Brazil grid bottlenecks to ease
Brazilian transmission operators Chesf and Extremoz Transmissora do Nordeste (ETN) are about to commission several substations and transmission lines they say will start to solve grid bottlenecks that have been delaying 1.7GW of new wind capacity.
The first block of transmission assets expected to come on line this month is the Igaporã II substation and its transmission lines in the state of Bahia, Chesf said.
In the northeastern states of Bahia, Rio Grande do Norte and Ceará, 72 wind parks are idle or incomplete due to lacking grid connection, despite having sold power at auctions in 2009, 2010 and 2011 with contracts that require them to start delivering power in 2012, 2013 and 2014.
The government is paying a significant number of them since it considers that a lack of connection is not the developers' fault if projects are built on time.
The main delays arise from four substations and transmission line concessions that faced licensing, real estate and technical problems.
Once those problems are solved, large blocks of wind power plants will start feeding into the grid in the 12 months starting July 2014, according to sources within the transmission companies, data from the power regulator Aneel and the Power Sector Monitoring Committee (CMSE).
ETN said initial licensing delays arose from a lack of projects.
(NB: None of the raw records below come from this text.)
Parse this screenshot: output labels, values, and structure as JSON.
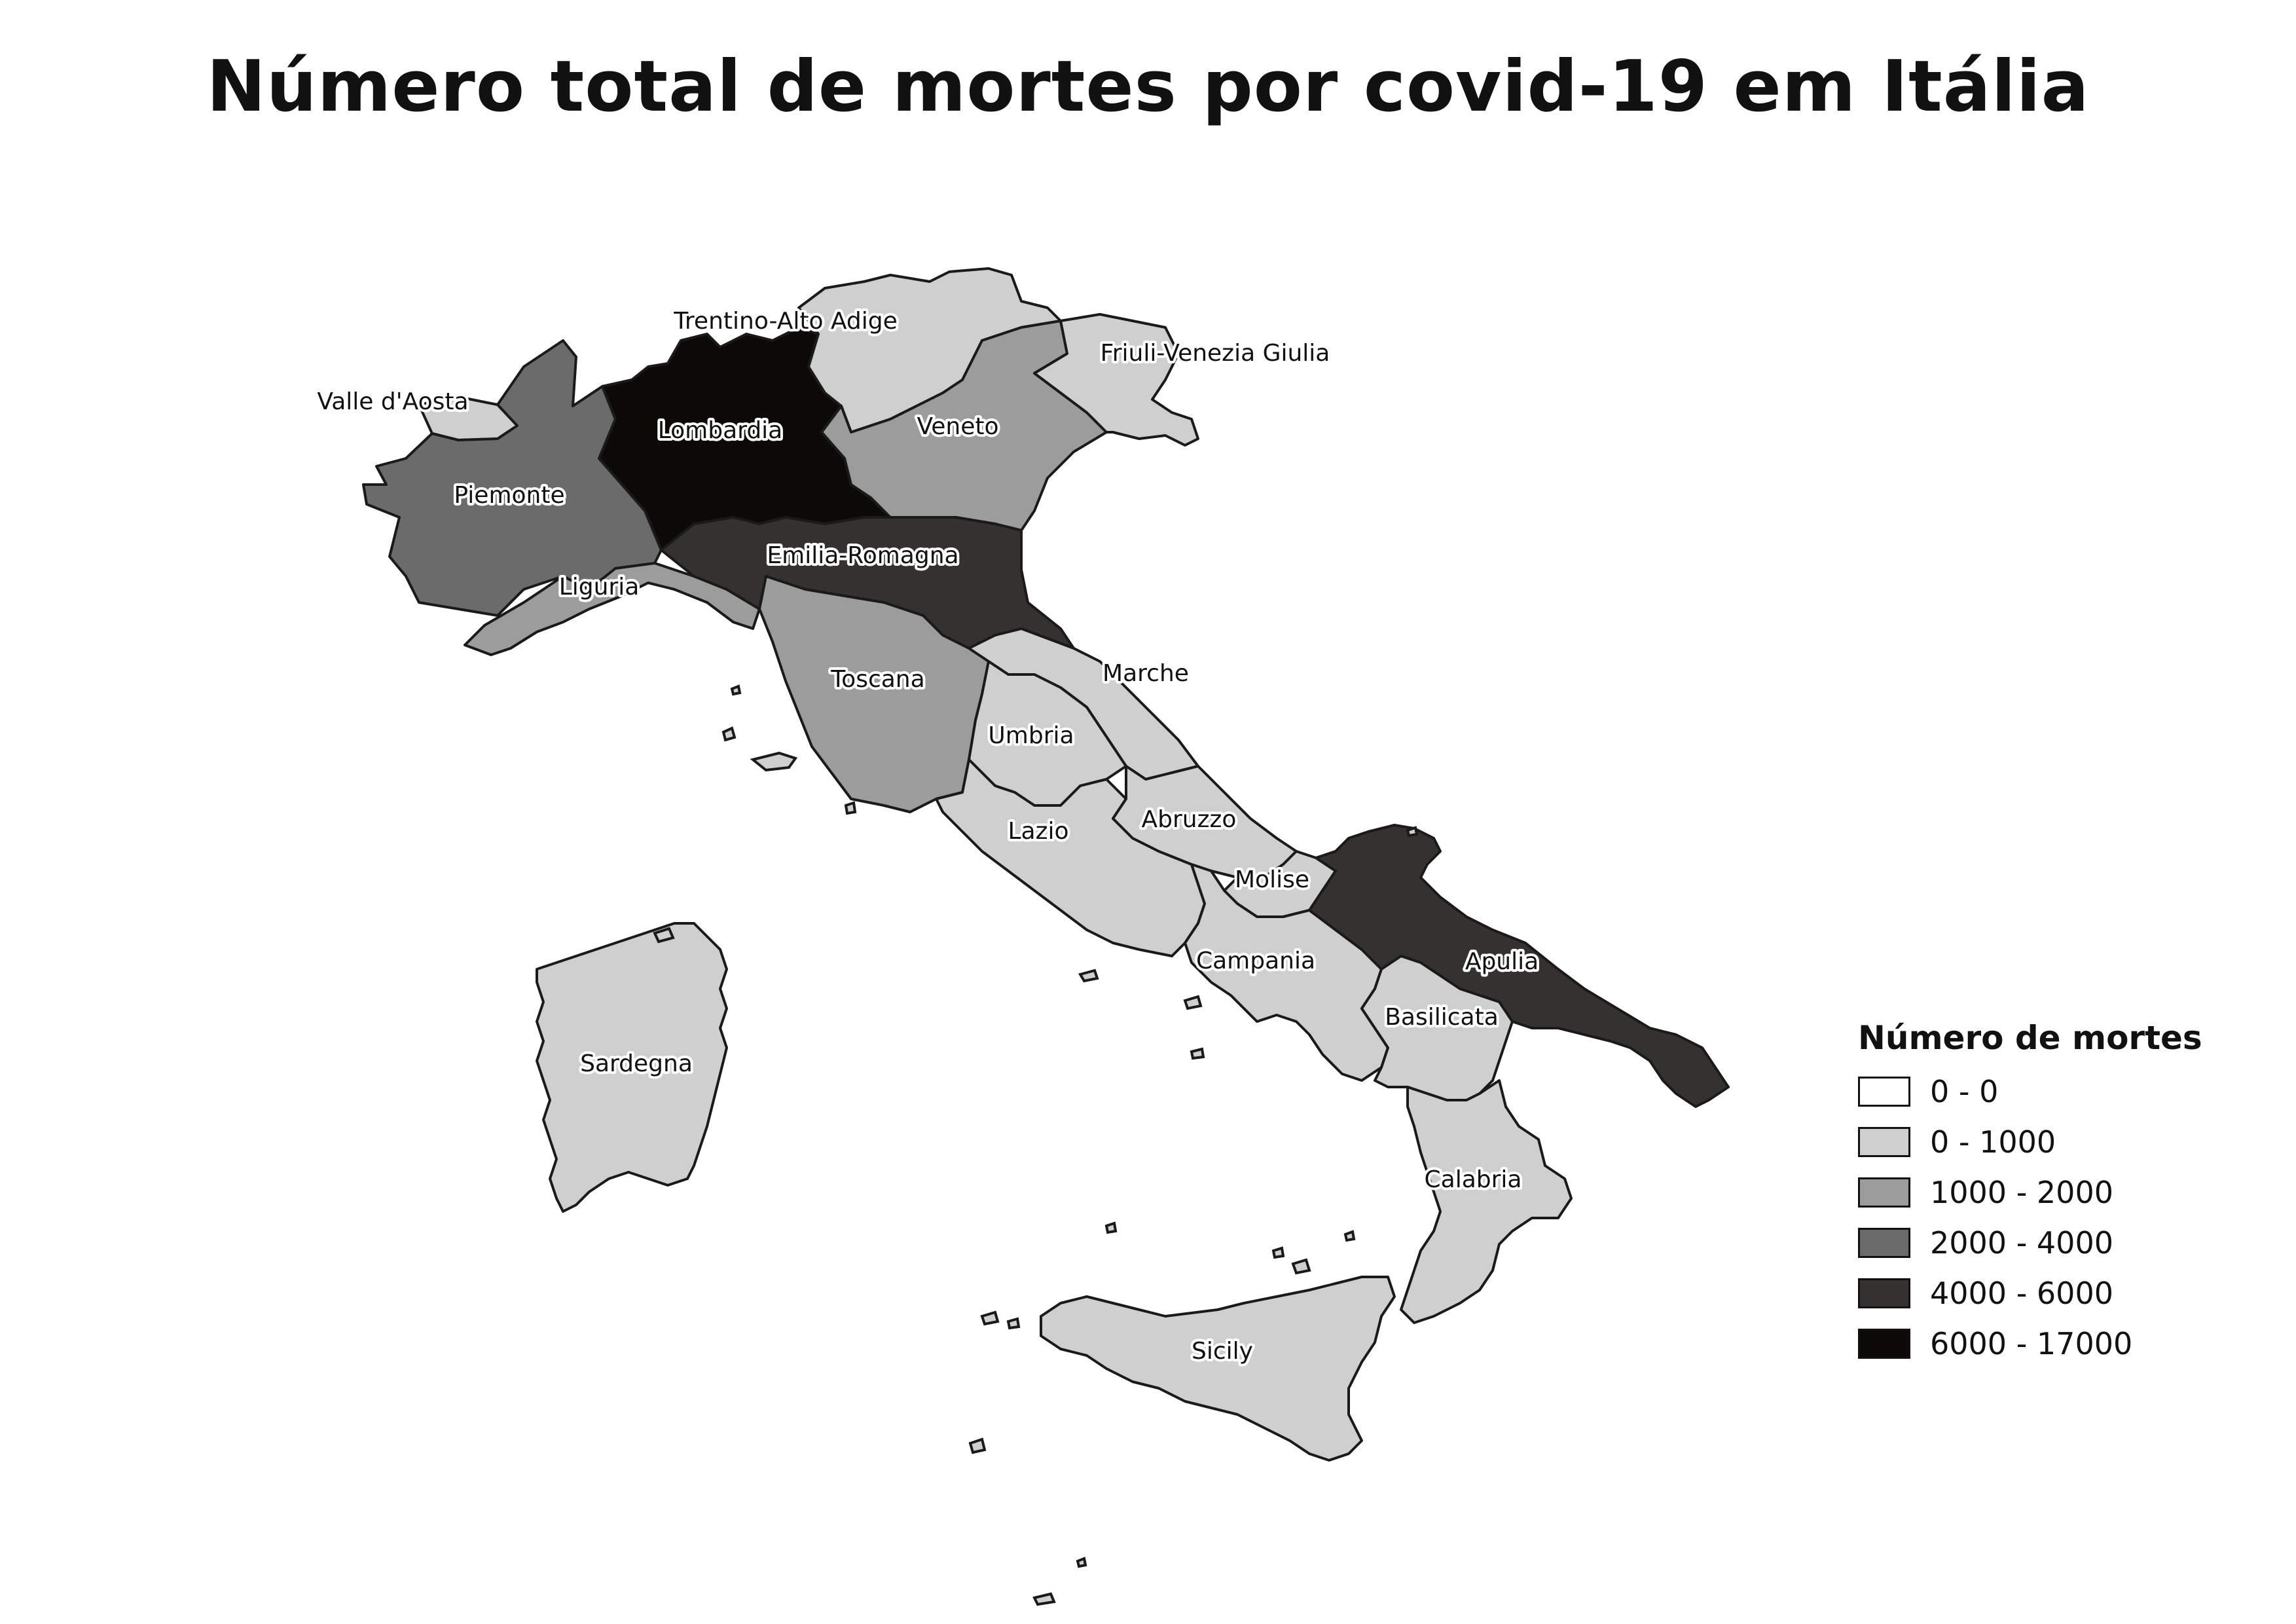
{
  "title": "Número total de mortes por covid-19 em Itália",
  "legend": {
    "title": "Número de mortes",
    "classes": [
      {
        "label": "0 - 0",
        "color": "#ffffff"
      },
      {
        "label": "0 - 1000",
        "color": "#cfcfcf"
      },
      {
        "label": "1000 - 2000",
        "color": "#9c9c9c"
      },
      {
        "label": "2000 - 4000",
        "color": "#6b6b6b"
      },
      {
        "label": "4000 - 6000",
        "color": "#343130"
      },
      {
        "label": "6000 - 17000",
        "color": "#0d0906"
      }
    ]
  },
  "regions": [
    {
      "name": "Valle d'Aosta",
      "class": 1
    },
    {
      "name": "Piemonte",
      "class": 3
    },
    {
      "name": "Liguria",
      "class": 2
    },
    {
      "name": "Lombardia",
      "class": 5
    },
    {
      "name": "Trentino-Alto Adige",
      "class": 1
    },
    {
      "name": "Veneto",
      "class": 2
    },
    {
      "name": "Friuli-Venezia Giulia",
      "class": 1
    },
    {
      "name": "Emilia-Romagna",
      "class": 4
    },
    {
      "name": "Toscana",
      "class": 2
    },
    {
      "name": "Marche",
      "class": 1
    },
    {
      "name": "Umbria",
      "class": 1
    },
    {
      "name": "Lazio",
      "class": 1
    },
    {
      "name": "Abruzzo",
      "class": 1
    },
    {
      "name": "Molise",
      "class": 1
    },
    {
      "name": "Campania",
      "class": 1
    },
    {
      "name": "Apulia",
      "class": 4
    },
    {
      "name": "Basilicata",
      "class": 1
    },
    {
      "name": "Calabria",
      "class": 1
    },
    {
      "name": "Sicily",
      "class": 1
    },
    {
      "name": "Sardegna",
      "class": 1
    }
  ]
}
But later, the biggest hurdle came from land owners asking for excessively high land use fees.
The start of Igaporã II's operations will allow the connection, by July, of 23 wind plants owned by renewable power company Renova Energia totaling 449.7MW.
Italy's Enel Green Power will also be able to start two other farms in the same region, with 56.4MW, while Spain's Iberdrola will be able to connect a further two, with a combined capacity of 60MW.
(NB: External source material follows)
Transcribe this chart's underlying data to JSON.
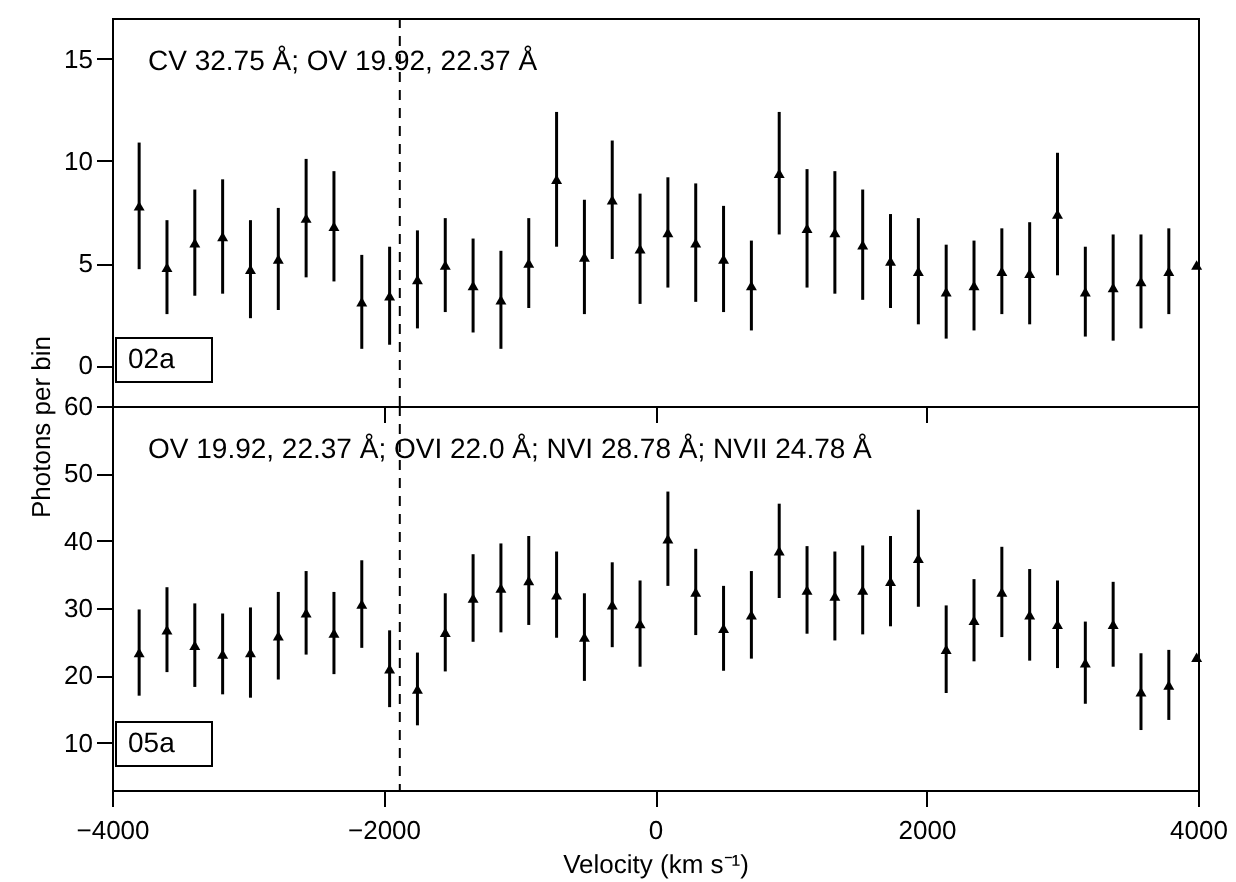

In the state of Rio Grande do Norte, ETN said that the João Câmara III substation and its transmission lines will be ready in two stages.
The first, should occur by the beginning of the second half, and the final stage, by October. The initial stage will allow the partial connection of the 27 wind power plants in the region by September, according to CSME.
These plants add up to 722MW and should be fully connected by January 2015, according CSME and ETN. The plants are owned by Atlantic Energias Renováveis, Copel, Contour Global, Energisa, CPFL Renováveis and Galvão Energias Renováveis.
In the northeastern state of Ceará a delay in the construction of the Ibiapina transmission system is holding back the start of operations of 270MW owned by Energimp, a unit of Argentina's Impsa, and of the 22MW Malhadinha wind plant owned by Brazilian independent power group Servtec.
Some of these wind farms sold power in the 2011 auction and should start in June this year, but will be delayed until 2015 when Chesf said the Ibiapina substation will be ready.
CMSE expects them to be fully operational in April 2015.
The fourth troublesome transmission system is called Morro do Chapéu II, in the state of Bahia. It is holding up the start of Enel Green Power's 90MW Cristal complex.
The three wind power plants that make up the complex sold power in 2011 and should have started operations in September 2013. But, according to CMSE, they should be fully operational only in June 2015.
The current transmission connection problems for wind power will probably be the last, Élbia Melo, the executive president of the Brazilian Wind Power Association (Abeeólica), said.
Since 2013, wind power developers can only sell power in auctions if they can prove they will have a connection to the grid when the projects are complete.